Cath’s character too affected the pace of the story for me. Basically Cath doesn’t really leave her room a whole lot – so there’s not a whole lot of plot to this book- It’s a pretty simple coming-of-age story, sweet and funny in parts, with moments of family drama, but it mostly takes place in Cath’s room where she spends hours upon hours writing her fan fiction.
Which we get to read.
Now, I’ve never read fan fiction before and truth be told, I could have done without the fan fiction parts of this book – they just didn’t add anything to the story for me. In hindsight, I realize that I could have skipped the fan fiction parts of the book without affecting the main storyline whatsoever, and maybe I should have just done that. The most interesting aspect of Cath’s fan fiction crusade for me was when she’s accused by a college professor of plagiarism after she hands her fan fiction in as part of an assignment. This serves as a wake up call for Cath who lives in her fan fiction bubble of escape and puts it before pretty much everything else in her life.
Oh yes, though Cath tries to avoid them, there are boys in her life. In fact, when she starts college, Cath has a boyfriend. Only he’s not really a boyfriend at all – just a friend she calls her boyfriend for security-blanket reasons…or something. But there are other boys. I can’t say the romance in this book totally worked for me – sorry, Cath is just too much on the wrong side of quirky for me – but it might work for you. Cath’s story is sweet, in its innocence.

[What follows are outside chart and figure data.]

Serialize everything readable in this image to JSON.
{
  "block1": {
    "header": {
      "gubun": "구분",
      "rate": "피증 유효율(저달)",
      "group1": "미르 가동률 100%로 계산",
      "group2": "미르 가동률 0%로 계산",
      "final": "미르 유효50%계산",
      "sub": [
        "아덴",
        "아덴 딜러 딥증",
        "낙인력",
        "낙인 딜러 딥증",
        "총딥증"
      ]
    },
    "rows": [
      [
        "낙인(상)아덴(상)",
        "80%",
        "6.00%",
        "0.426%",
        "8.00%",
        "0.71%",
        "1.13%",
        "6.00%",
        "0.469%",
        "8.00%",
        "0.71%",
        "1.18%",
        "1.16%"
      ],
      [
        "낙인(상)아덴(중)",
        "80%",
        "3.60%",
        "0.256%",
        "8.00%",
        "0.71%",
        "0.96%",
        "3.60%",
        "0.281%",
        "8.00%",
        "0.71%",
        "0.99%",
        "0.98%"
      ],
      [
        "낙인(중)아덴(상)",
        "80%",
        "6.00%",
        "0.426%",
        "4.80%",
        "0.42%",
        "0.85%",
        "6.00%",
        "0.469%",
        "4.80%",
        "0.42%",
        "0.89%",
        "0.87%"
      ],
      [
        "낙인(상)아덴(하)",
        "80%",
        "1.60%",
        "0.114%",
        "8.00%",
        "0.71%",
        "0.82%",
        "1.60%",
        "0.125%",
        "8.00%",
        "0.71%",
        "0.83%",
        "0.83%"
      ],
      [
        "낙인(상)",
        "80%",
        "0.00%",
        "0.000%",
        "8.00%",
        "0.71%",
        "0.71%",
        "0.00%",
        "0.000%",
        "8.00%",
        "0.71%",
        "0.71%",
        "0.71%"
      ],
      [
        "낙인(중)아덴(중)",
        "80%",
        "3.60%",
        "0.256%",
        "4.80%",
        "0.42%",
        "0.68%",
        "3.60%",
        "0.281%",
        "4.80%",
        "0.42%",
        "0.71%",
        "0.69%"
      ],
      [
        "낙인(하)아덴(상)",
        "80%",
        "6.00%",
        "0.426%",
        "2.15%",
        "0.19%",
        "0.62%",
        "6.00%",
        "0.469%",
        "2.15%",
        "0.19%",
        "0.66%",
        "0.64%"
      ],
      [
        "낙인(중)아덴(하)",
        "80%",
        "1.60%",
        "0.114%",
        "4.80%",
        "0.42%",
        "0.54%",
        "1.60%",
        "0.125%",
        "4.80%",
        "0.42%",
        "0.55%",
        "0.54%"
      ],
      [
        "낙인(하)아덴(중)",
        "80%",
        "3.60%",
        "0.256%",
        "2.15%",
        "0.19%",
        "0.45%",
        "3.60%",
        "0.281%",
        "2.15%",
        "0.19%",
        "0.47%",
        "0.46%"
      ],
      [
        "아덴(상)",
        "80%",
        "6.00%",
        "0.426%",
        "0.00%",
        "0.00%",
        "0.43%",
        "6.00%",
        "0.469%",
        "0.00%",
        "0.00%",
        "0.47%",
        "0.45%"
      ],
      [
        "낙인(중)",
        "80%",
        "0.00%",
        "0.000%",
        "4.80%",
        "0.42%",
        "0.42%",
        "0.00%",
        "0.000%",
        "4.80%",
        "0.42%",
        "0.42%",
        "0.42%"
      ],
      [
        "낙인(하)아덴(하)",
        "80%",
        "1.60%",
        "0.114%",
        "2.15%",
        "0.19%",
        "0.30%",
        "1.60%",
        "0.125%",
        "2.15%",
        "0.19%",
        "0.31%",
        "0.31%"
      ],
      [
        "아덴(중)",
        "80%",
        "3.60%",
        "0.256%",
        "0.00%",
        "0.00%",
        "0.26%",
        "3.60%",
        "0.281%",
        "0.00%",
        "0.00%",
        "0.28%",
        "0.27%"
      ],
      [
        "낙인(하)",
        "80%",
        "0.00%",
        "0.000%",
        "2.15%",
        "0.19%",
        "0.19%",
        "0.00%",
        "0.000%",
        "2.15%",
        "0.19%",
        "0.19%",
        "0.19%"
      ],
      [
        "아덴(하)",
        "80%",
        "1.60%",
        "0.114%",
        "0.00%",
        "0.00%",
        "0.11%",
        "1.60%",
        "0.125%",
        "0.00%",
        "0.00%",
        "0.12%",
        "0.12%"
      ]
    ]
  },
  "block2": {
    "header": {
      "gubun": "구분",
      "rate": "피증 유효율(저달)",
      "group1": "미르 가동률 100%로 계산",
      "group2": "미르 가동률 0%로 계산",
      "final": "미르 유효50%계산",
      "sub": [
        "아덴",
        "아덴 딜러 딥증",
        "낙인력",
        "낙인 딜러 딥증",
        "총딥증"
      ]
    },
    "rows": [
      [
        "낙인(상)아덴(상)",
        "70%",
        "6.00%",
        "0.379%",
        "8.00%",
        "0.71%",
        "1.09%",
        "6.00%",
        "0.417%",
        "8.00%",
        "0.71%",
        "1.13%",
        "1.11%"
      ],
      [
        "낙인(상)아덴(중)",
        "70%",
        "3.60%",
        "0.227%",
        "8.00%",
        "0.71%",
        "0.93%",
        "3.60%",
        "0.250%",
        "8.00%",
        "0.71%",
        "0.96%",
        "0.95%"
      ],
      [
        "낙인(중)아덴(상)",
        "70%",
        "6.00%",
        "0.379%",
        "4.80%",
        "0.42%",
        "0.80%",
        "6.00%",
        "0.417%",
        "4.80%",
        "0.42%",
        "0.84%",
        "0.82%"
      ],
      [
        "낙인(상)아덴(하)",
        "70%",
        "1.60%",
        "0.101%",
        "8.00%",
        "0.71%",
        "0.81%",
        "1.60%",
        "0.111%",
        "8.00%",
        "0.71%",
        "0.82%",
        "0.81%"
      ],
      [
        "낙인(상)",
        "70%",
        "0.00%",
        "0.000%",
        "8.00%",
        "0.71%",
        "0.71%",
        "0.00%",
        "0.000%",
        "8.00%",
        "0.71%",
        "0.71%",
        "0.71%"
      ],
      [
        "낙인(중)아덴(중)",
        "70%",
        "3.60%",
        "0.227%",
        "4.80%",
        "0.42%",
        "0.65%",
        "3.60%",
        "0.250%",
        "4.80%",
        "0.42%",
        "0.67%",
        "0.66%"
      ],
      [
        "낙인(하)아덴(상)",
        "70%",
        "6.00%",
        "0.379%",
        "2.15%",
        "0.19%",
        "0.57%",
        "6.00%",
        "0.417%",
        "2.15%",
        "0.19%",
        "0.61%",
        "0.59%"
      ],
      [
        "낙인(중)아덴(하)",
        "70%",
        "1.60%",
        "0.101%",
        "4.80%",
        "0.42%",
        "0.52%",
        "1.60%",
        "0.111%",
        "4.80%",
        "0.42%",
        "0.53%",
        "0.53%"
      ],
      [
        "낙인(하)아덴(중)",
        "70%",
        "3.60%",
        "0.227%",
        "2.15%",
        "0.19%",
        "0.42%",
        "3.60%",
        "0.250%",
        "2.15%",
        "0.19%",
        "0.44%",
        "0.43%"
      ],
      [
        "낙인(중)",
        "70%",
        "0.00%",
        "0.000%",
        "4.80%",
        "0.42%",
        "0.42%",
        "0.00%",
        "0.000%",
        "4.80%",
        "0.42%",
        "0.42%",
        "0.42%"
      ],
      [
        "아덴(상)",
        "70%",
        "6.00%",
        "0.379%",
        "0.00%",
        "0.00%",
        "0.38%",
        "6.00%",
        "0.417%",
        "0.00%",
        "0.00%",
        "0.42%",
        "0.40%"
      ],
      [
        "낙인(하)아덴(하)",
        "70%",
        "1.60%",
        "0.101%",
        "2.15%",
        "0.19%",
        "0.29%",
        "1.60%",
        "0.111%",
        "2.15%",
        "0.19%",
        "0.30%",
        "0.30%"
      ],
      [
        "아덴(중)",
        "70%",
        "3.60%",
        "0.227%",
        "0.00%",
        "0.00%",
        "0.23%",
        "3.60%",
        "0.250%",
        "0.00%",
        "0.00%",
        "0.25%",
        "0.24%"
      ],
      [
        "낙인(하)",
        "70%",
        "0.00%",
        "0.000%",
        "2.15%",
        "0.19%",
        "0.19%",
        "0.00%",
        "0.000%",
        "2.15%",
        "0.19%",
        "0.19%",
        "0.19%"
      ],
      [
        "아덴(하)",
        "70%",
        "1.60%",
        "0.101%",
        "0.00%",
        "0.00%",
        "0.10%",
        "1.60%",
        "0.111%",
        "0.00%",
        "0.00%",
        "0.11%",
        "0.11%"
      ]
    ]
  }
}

A coming-of-age story with wit and insight, I enjoyed Fangirl mostly for Rowell’s writing, which is engaging and accessible and her spry use of dialogue and multitude pop-culture references which kept the story interesting even when the plot was slow. Fangirl hasn’t made my ‘favourites’ list and it hasn’t made me a Rainbow Rowell fan girl, but it has piqued my interest just enough that I’ll be checking out Eleanor and Park, which has been sitting patiently on my eReader for around about a year now.